Historical sites include Punic ramparts, built when Cartagena was created as Qart-Hardast by invaders (including Hannibal of Elephant/Alps fame) from what we now know as Tunisia, the impressive Roman Theatre and museum, recently restored Roman remains at La Molinete, “Fuerte de Navidad” – Christmas Fort , ARQUA – the national museum of marine archeology, Torres Park with the Castillo de la Concepcion castle, fabulous views and panoramic lift, the Military Museum (where some of El Portús’ British residents work as volunteers – they’d be delighted to show you around…), museum dedicated to the Spanish Civil War in the actual shelters used, and much, much more.

Culture Vultures will enjoy many music, film, art and dance events and festivals and visit the modern art museum MURAM, Teatro Circo and the newly built, state-of-the-art concert hall and conference centre, El Batel.

All in all, it’s a wonderfully Cosmopolitan town with super restaurants and great shopping, with street markets every weekday.

 

A float taking part in the annual Carthagineses Y Romanos street parade in September

…and it doesn’t matter what time of year you visit El Portús, there’s probably a festival going on…

February – Carnival season with parades, dances, fancy dress and songs

Easter – Semana Santa (Holy Week) – parades, rich costumes, religious images, armed forces processions, floats…

July – La Mar de Músicas – music festival, with performances by internationally-known stars

September – Carthaginians and Romans (Cartagineses y Romanos) festival – Phoenicians, Greeks, Punics, Romans, Arabs and Byzantines all left their mark on Cartagena. Here’s a spectacular 10 day-long celebration of that past that ends with an incredible parade with wave upon wave of march pasts of groups dressed in ancient costumes that would not be out of place in a Hollywood blockbuster with dancers, musicians, drummers and street performers. Stunning.
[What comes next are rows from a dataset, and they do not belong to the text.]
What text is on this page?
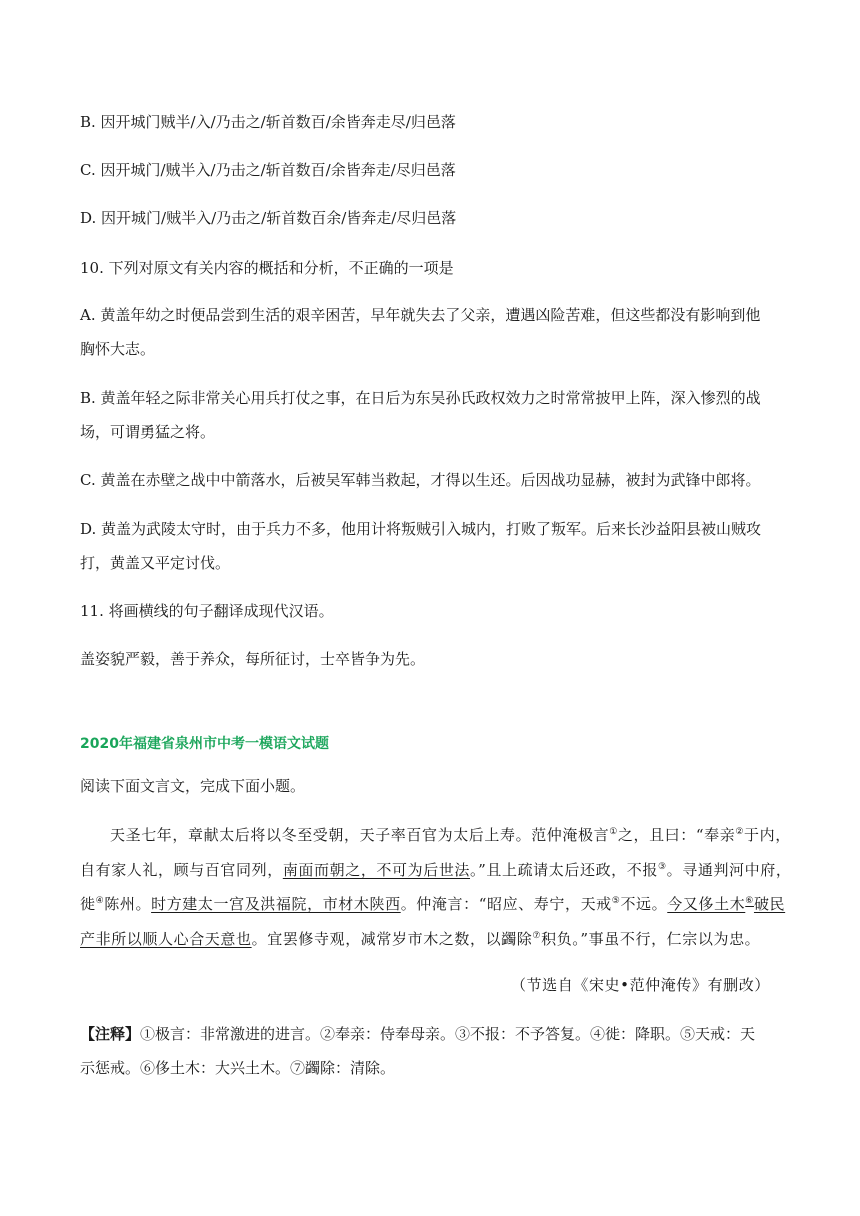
B. 因开城门贼半/入/乃击之/斩首数百/余皆奔走尽/归邑落
C. 因开城门/贼半入/乃击之/斩首数百/余皆奔走/尽归邑落
D. 因开城门/贼半入/乃击之/斩首数百余/皆奔走/尽归邑落
10. 下列对原文有关内容的概括和分析，不正确的一项是
A. 黄盖年幼之时便品尝到生活的艰辛困苦，早年就失去了父亲，遭遇凶险苦难，但这些都没有影响到他
胸怀大志。
B. 黄盖年轻之际非常关心用兵打仗之事，在日后为东吴孙氏政权效力之时常常披甲上阵，深入惨烈的战
场，可谓勇猛之将。
C. 黄盖在赤壁之战中中箭落水，后被吴军韩当救起，才得以生还。后因战功显赫，被封为武锋中郎将。
D. 黄盖为武陵太守时，由于兵力不多，他用计将叛贼引入城内，打败了叛军。后来长沙益阳县被山贼攻
打，黄盖又平定讨伐。
11. 将画横线的句子翻译成现代汉语。
盖姿貌严毅，善于养众，每所征讨，士卒皆争为先。
2020年福建省泉州市中考一模语文试题
阅读下面文言文，完成下面小题。
天圣七年，章献太后将以冬至受朝，天子率百官为太后上寿。范仲淹极言①之，且曰：“奉亲②于内，
自有家人礼，顾与百官同列，南面而朝之，不可为后世法。”且上疏请太后还政，不报③。寻通判河中府，
徙④陈州。时方建太一宫及洪福院，市材木陕西。仲淹言：“昭应、寿宁，天戒⑤不远。今又侈土木⑥破民
产非所以顺人心合天意也。宜罢修寺观，减常岁市木之数，以蠲除⑦积负。”事虽不行，仁宗以为忠。
（节选自《宋史•范仲淹传》有删改）
【注释】①极言：非常激进的进言。②奉亲：侍奉母亲。③不报：不予答复。④徙：降职。⑤天戒：天
示惩戒。⑥侈土木：大兴土木。⑦蠲除：清除。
Here’s an excellent and comprehensive description at Murcia Today’s website of the history that the event celebrates and the programme from 2012.

November – Jazz Festival – international names, concerts, live music in cafés and exhibitions

December – Cartagena International Film Festival

Elsewhere

The lighthouse at Cabo de Palos – a seaside town worth visiting on the Mar Menor

La Unión – silver mining village with visitor sites and more

Mar Menor – a salt water lagoon fringed by seaside towns, golf courses and entertainment

Calblanque national park – a rugged nature reserve with on the coast with Naturist beaches.